İnci Mercan Gerdanlığı -29-

Hâlid İbn-İ Velîd (Radıyallahü anh)

Hâlid b. Velîd, Hicri 8. yılındaki Mekke’nin fethine iştirak etmişti. Dört ayrı birlik halinde şehre giren İslam ordusunun sağ kolunu yönetiyordu. Müslümanlar Mekke’ye girişte ciddi bir mukavemetle karşılaşmamış ancak kumandanlığını Safvân b.

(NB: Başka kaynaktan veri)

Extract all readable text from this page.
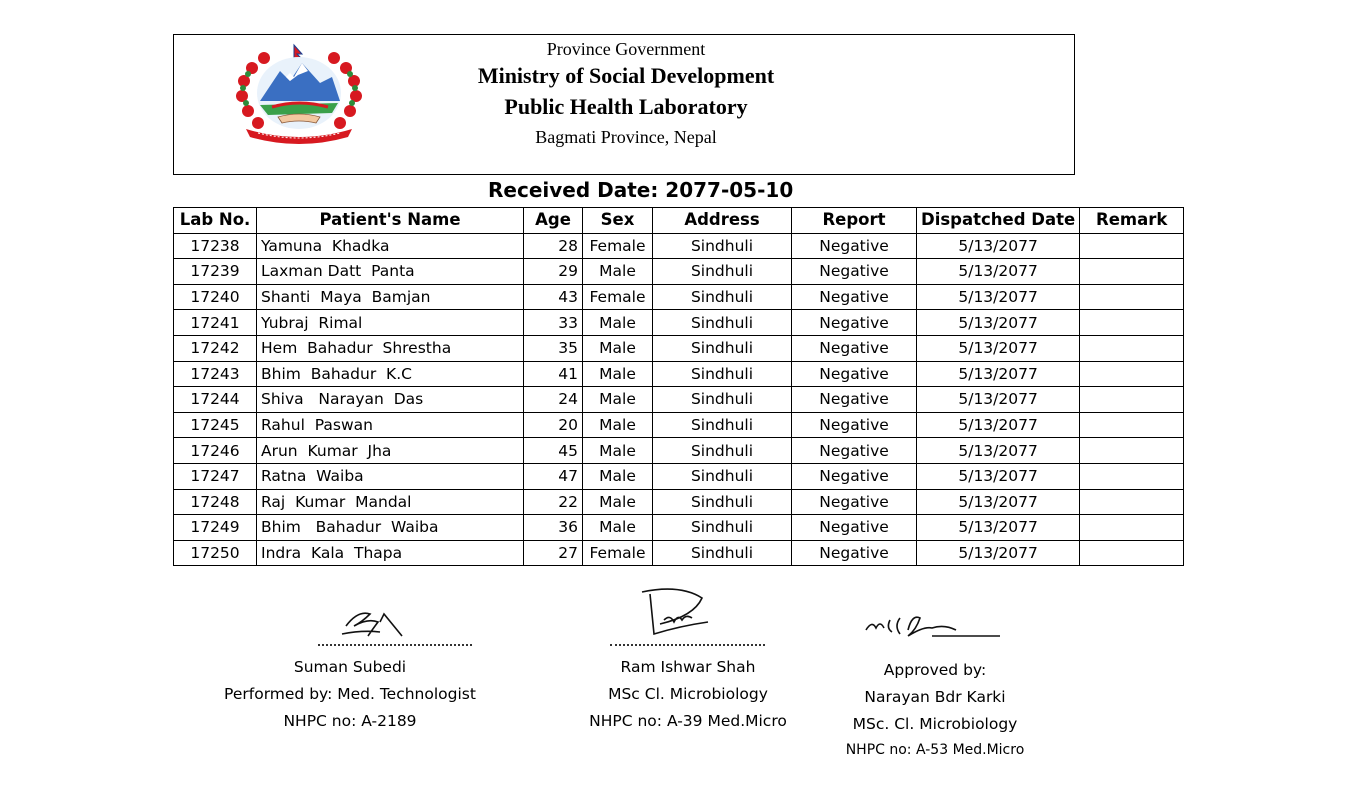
Province Government
Ministry of Social Development
Public Health Laboratory
Bagmati Province, Nepal
Received Date: 2077-05-10
Lab No.	Patient's Name	Age	Sex	Address	Report	Dispatched Date	Remark
17238	Yamuna  Khadka	28	Female	Sindhuli	Negative	5/13/2077	
17239	Laxman Datt  Panta	29	Male	Sindhuli	Negative	5/13/2077	
17240	Shanti  Maya  Bamjan	43	Female	Sindhuli	Negative	5/13/2077	
17241	Yubraj  Rimal	33	Male	Sindhuli	Negative	5/13/2077	
17242	Hem  Bahadur  Shrestha	35	Male	Sindhuli	Negative	5/13/2077	
17243	Bhim  Bahadur  K.C	41	Male	Sindhuli	Negative	5/13/2077	
17244	Shiva   Narayan  Das	24	Male	Sindhuli	Negative	5/13/2077	
17245	Rahul  Paswan	20	Male	Sindhuli	Negative	5/13/2077	
17246	Arun  Kumar  Jha	45	Male	Sindhuli	Negative	5/13/2077	
17247	Ratna  Waiba	47	Male	Sindhuli	Negative	5/13/2077	
17248	Raj  Kumar  Mandal	22	Male	Sindhuli	Negative	5/13/2077	
17249	Bhim   Bahadur  Waiba	36	Male	Sindhuli	Negative	5/13/2077	
17250	Indra  Kala  Thapa	27	Female	Sindhuli	Negative	5/13/2077	
Suman Subedi
Performed by: Med. Technologist
NHPC no: A-2189
Ram Ishwar Shah
MSc Cl. Microbiology
NHPC no: A-39 Med.Micro
Approved by:
Narayan Bdr Karki
MSc. Cl. Microbiology
NHPC no: A-53 Med.Micro
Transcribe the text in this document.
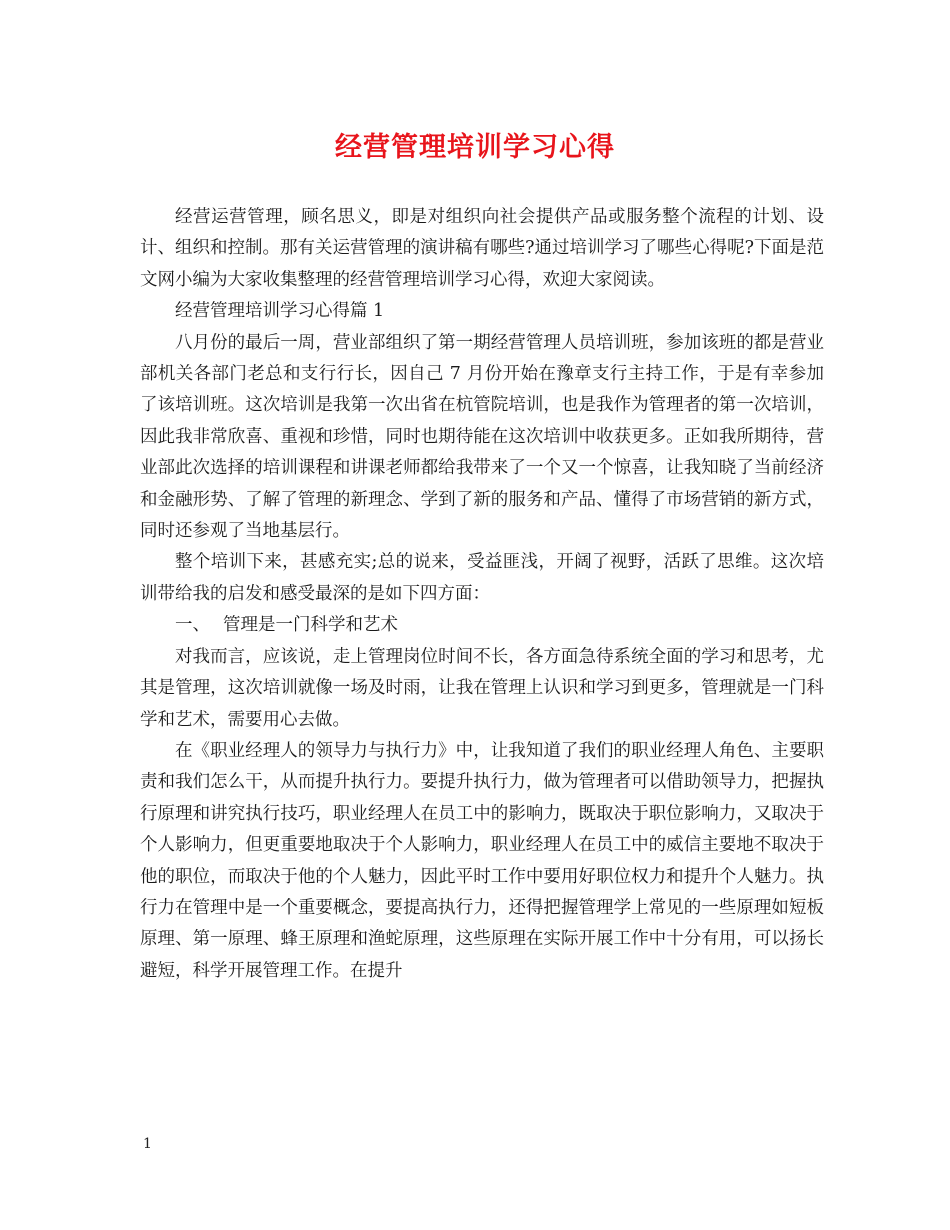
经营管理培训学习心得

经营运营管理，顾名思义，即是对组织向社会提供产品或服务整个流程的计划、设计、组织和控制。那有关运营管理的演讲稿有哪些?通过培训学习了哪些心得呢?下面是范文网小编为大家收集整理的经营管理培训学习心得，欢迎大家阅读。

经营管理培训学习心得篇 1

八月份的最后一周，营业部组织了第一期经营管理人员培训班，参加该班的都是营业部机关各部门老总和支行行长，因自己 7 月份开始在豫章支行主持工作，于是有幸参加了该培训班。这次培训是我第一次出省在杭管院培训，也是我作为管理者的第一次培训，因此我非常欣喜、重视和珍惜，同时也期待能在这次培训中收获更多。正如我所期待，营业部此次选择的培训课程和讲课老师都给我带来了一个又一个惊喜，让我知晓了当前经济和金融形势、了解了管理的新理念、学到了新的服务和产品、懂得了市场营销的新方式，同时还参观了当地基层行。

整个培训下来，甚感充实;总的说来，受益匪浅，开阔了视野，活跃了思维。这次培训带给我的启发和感受最深的是如下四方面：

一、 管理是一门科学和艺术

对我而言，应该说，走上管理岗位时间不长，各方面急待系统全面的学习和思考，尤其是管理，这次培训就像一场及时雨，让我在管理上认识和学习到更多，管理就是一门科学和艺术，需要用心去做。

在《职业经理人的领导力与执行力》中，让我知道了我们的职业经理人角色、主要职责和我们怎么干，从而提升执行力。要提升执行力，做为管理者可以借助领导力，把握执行原理和讲究执行技巧，职业经理人在员工中的影响力，既取决于职位影响力，又取决于个人影响力，但更重要地取决于个人影响力，职业经理人在员工中的威信主要地不取决于他的职位，而取决于他的个人魅力，因此平时工作中要用好职位权力和提升个人魅力。执行力在管理中是一个重要概念，要提高执行力，还得把握管理学上常见的一些原理如短板原理、第一原理、蜂王原理和渔蛇原理，这些原理在实际开展工作中十分有用，可以扬长避短，科学开展管理工作。在提升

1
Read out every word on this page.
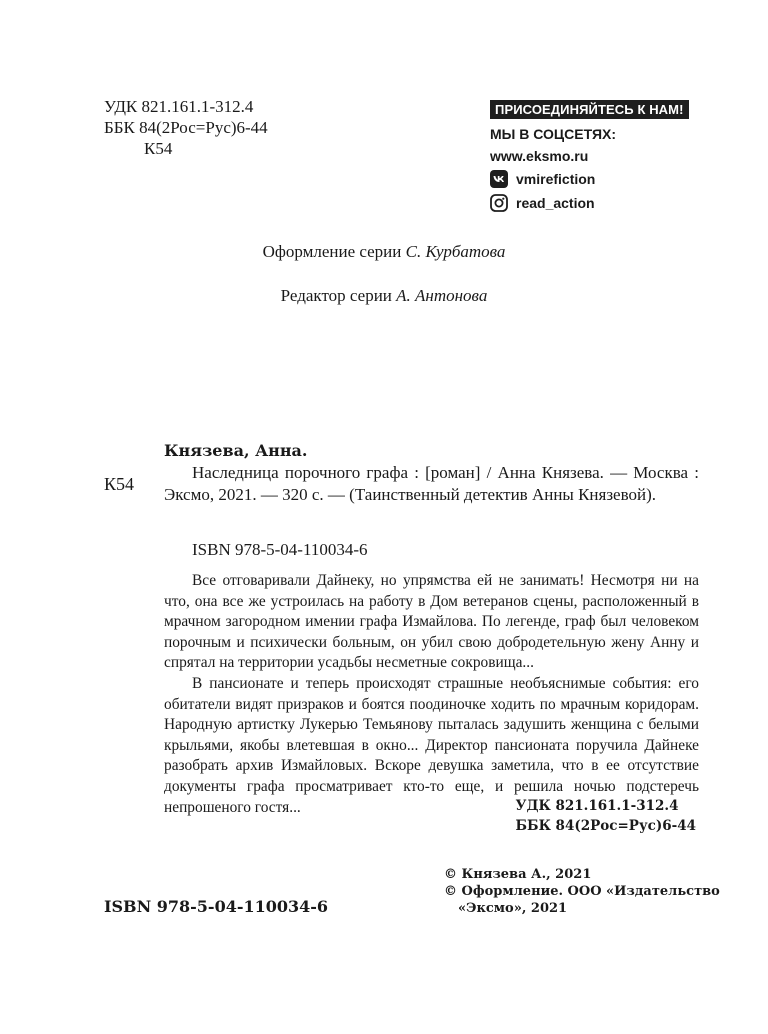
УДК 821.161.1-312.4
ББК 84(2Рос=Рус)6-44
К54
ПРИСОЕДИНЯЙТЕСЬ К НАМ!
МЫ В СОЦСЕТЯХ:
www.eksmo.ru
vmirefiction
read_action
Оформление серии С. Курбатова
Редактор серии А. Антонова
К54
Князева, Анна.

Наследница порочного графа : [роман] / Анна Князева. — Москва : Эксмо, 2021. — 320 с. — (Таинственный детектив Анны Князевой).

ISBN 978-5-04-110034-6

Все отговаривали Дайнеку, но упрямства ей не занимать! Несмотря ни на что, она все же устроилась на работу в Дом ветеранов сцены, расположенный в мрачном загородном имении графа Измайлова. По легенде, граф был человеком порочным и психически больным, он убил свою добродетельную жену Анну и спрятал на территории усадьбы несметные сокровища...

В пансионате и теперь происходят страшные необъяснимые события: его обитатели видят призраков и боятся поодиночке ходить по мрачным коридорам. Народную артистку Лукерью Темьянову пыталась задушить женщина с белыми крыльями, якобы влетевшая в окно... Директор пансионата поручила Дайнеке разобрать архив Измайловых. Вскоре девушка заметила, что в ее отсутствие документы графа просматривает кто-то еще, и решила ночью подстеречь непрошеного гостя...	УДК 821.161.1-312.4
ББК 84(2Рос=Рус)6-44
ISBN 978-5-04-110034-6
© Князева А., 2021
© Оформление. ООО «Издательство
«Эксмо», 2021
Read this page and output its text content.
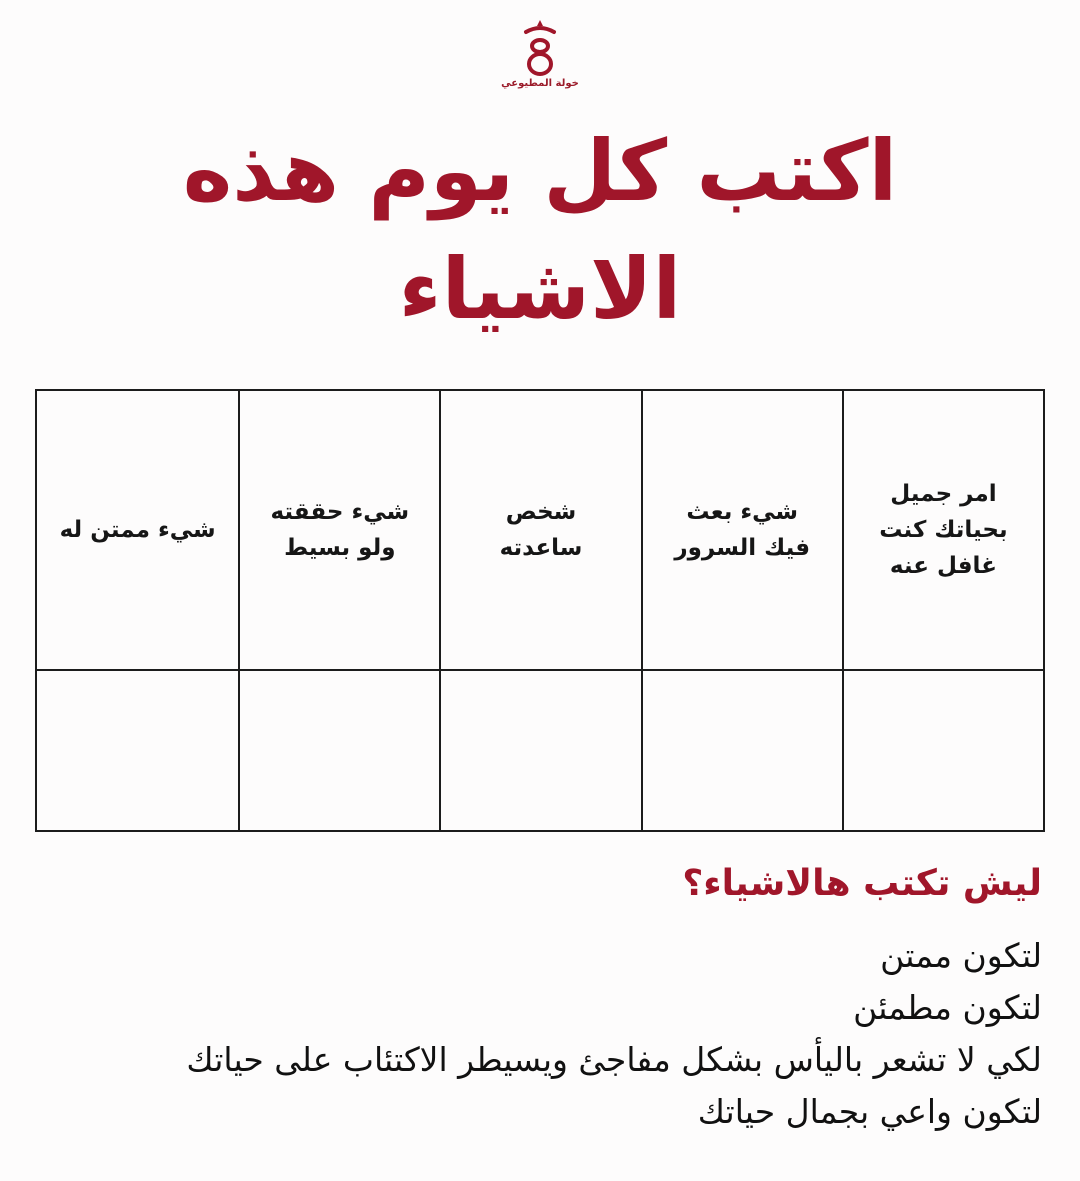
خولة المطيوعي
اكتب كل يوم هذه
الاشياء
امر جميل
بحياتك كنت
غافل عنه
شيء بعث
فيك السرور
شخص
ساعدته
شيء حققته
ولو بسيط
شيء ممتن له
ليش تكتب هالاشياء؟
لتكون ممتن
لتكون مطمئن
لكي لا تشعر باليأس بشكل مفاجئ ويسيطر الاكتئاب على حياتك
لتكون واعي بجمال حياتك
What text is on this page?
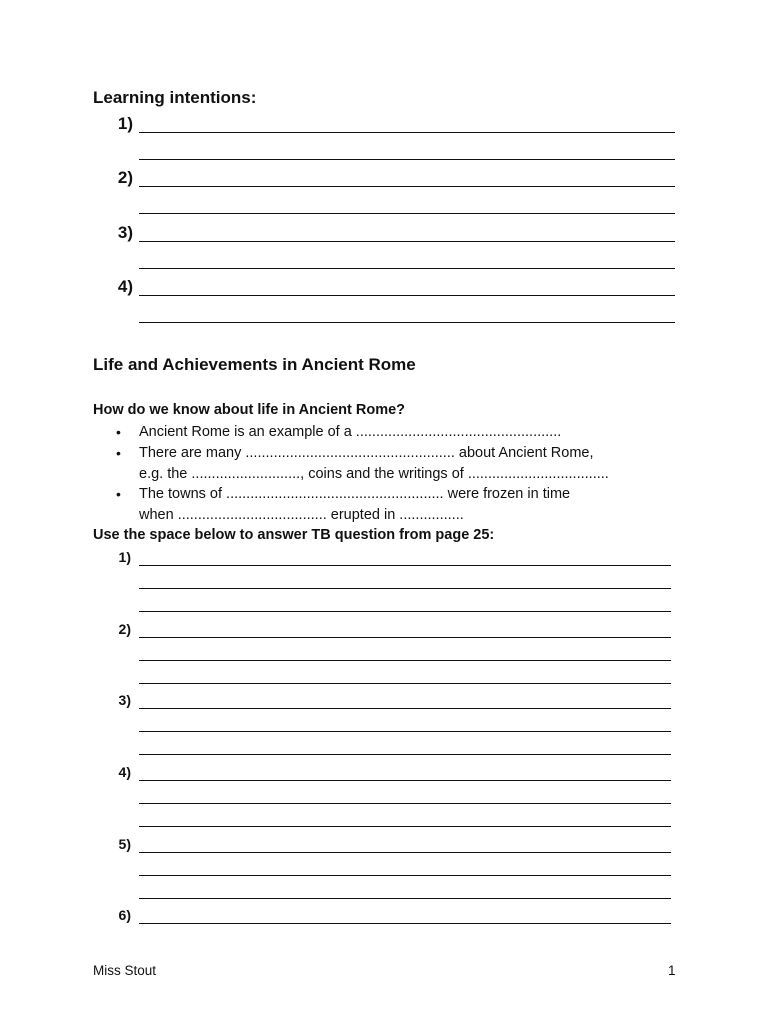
Learning intentions:
1)
2)
3)
4)
Life and Achievements in Ancient Rome
How do we know about life in Ancient Rome?
• Ancient Rome is an example of a ...................................................
• There are many .................................................... about Ancient Rome,
e.g. the ..........................., coins and the writings of ...................................
• The towns of ...................................................... were frozen in time
when ..................................... erupted in ................
Use the space below to answer TB question from page 25:
1)
2)
3)
4)
5)
6)
Miss Stout	1
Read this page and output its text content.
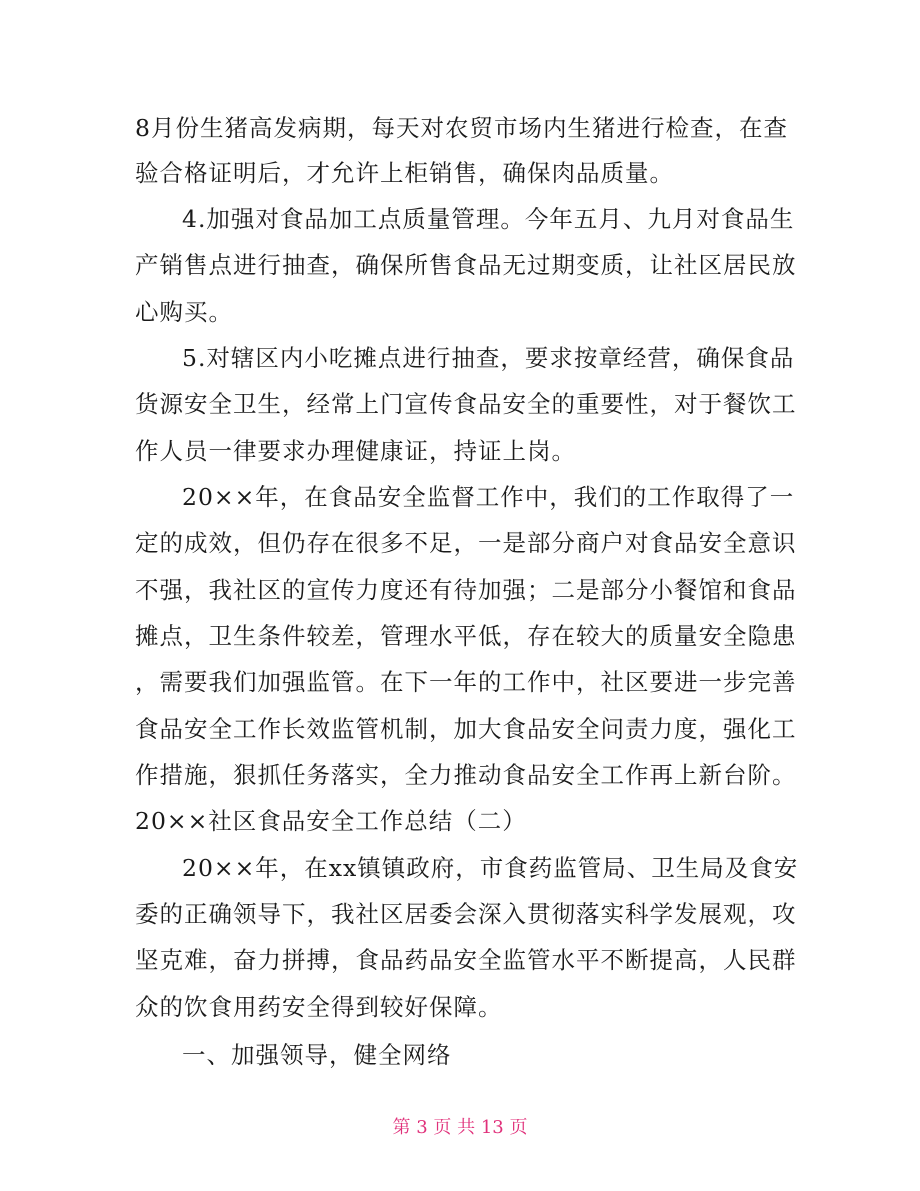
8月份生猪高发病期，每天对农贸市场内生猪进行检查，在查
验合格证明后，才允许上柜销售，确保肉品质量。
4.加强对食品加工点质量管理。今年五月、九月对食品生
产销售点进行抽查，确保所售食品无过期变质，让社区居民放
心购买。
5.对辖区内小吃摊点进行抽查，要求按章经营，确保食品
货源安全卫生，经常上门宣传食品安全的重要性，对于餐饮工
作人员一律要求办理健康证，持证上岗。
20××年，在食品安全监督工作中，我们的工作取得了一
定的成效，但仍存在很多不足，一是部分商户对食品安全意识
不强，我社区的宣传力度还有待加强；二是部分小餐馆和食品
摊点，卫生条件较差，管理水平低，存在较大的质量安全隐患
，需要我们加强监管。在下一年的工作中，社区要进一步完善
食品安全工作长效监管机制，加大食品安全问责力度，强化工
作措施，狠抓任务落实，全力推动食品安全工作再上新台阶。
20××社区食品安全工作总结（二）
20××年，在xx镇镇政府，市食药监管局、卫生局及食安
委的正确领导下，我社区居委会深入贯彻落实科学发展观，攻
坚克难，奋力拼搏，食品药品安全监管水平不断提高，人民群
众的饮食用药安全得到较好保障。
一、加强领导，健全网络
第 3 页 共 13 页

Ümeyye’nin yaptığı Kureyş birliği İslam ordusuna direnince Hâlid’in birliği tarafından kısa sürede bozguna uğratılmıştır.

Ahmet POÇANOĞLU

Emekli Konya İl Müftüsü

   29. HADİS

حديث خالد بن الوليد ابن المغيرة بن عبد الله بن عمر بن مخزوم بن يقظة بن كعبب بن لؤي بن غالب بن فهر بن مالك بن قريش، الذي يقال له سيف الله أخبره؛أنه دخل مع رسول الله صلى الله عليه وسلم على ميمونة، زوج النبي صلى الله عليه وسلم، وهي خالته وخالة ابن عباس. فوجد عندها ضبا محنوذا. قدمت به أختها حفيدة بنت الحارث من نجد. فقدمت الضب لرسول الله صلى الله عليه وسلم. وكان قلما يقدم إليه طعام حتى يحدث به ويسمى له. فأهوى رسول الله صلى الله عليه وسلم يده إلى الضب. فقالت امرأة من النسوة الحضور: أخبرن رسول الله صلى الله عليه وسلم بما قدمتن له. قلن: هو الضب. يا رسول الله! فرفع رسول الله صلى الله عليه وسلم يده. فقال خالد بن الوليد: أحرام الضب؟ يا رسول الله! قال (لا. ولكنه لم يكن بأرض قومي. فأجدني أعافه) قال خالد: فاجتررته فأكلته. ورسول الله ينظر. فلم ينهني

     Seyfullah Hâlid İbn-i Velid İbn-i Muğire İbn- Abdillah İbn-i Ömer İbn-i Mahzum İbn-i Yakaza İbn-i Ka’ab İbn-i Lüey İbn-i Malik İbn-i Kureyş Hadisi:

     Rasulullah (Sallallahu Aleyhi ve Selleın) ile birlikte zevcesi Meymûne’nin yanına girmişlerdi. Meymûne(r.anha) hem Hâlid’in hem de ibn-i Abbas’ın teyzesidir. Onun yanında kızartılmış keler vardı. Bunu Meymûne’nin kız kardeşi Hufeyde binti Haris Necid’den hediye getirmişti. Meymûne keleri Rasulullah’a (s.a.v) sundu. Pek az olurdu ki ona bir yiyecek sunulsun da o yiyecekten bahsedilsin ve ismi söylensin. Rasulullah (Sallallahu Aleyhi ve Sellem) de elini kelere uzatmıştı ki orada bulunan kadınlardan biri Rasulullah’a (s.a.v) sunduğun şeyi haber verin! dedi. Kadınlar; bu kelerdir yâ Rasulallah! dediler. Rasulullah (s.a.v) kelerden elini hemen çekti. Bunun üzerine Hâlid b. Velid, “Keler haram mıdır ya Rasulallah?” diye sordu. “Hayır, lakin o benim kavmimin arazisinde bulunmaz. Bundan dolayı ben de kendimi ondan tiksinir bulurum” buyurdu. Hâlid şöyle dedi: Ben keleri önüme çekerek yedim. Rasulullah da bakıyordu. Ama beni menetmedi.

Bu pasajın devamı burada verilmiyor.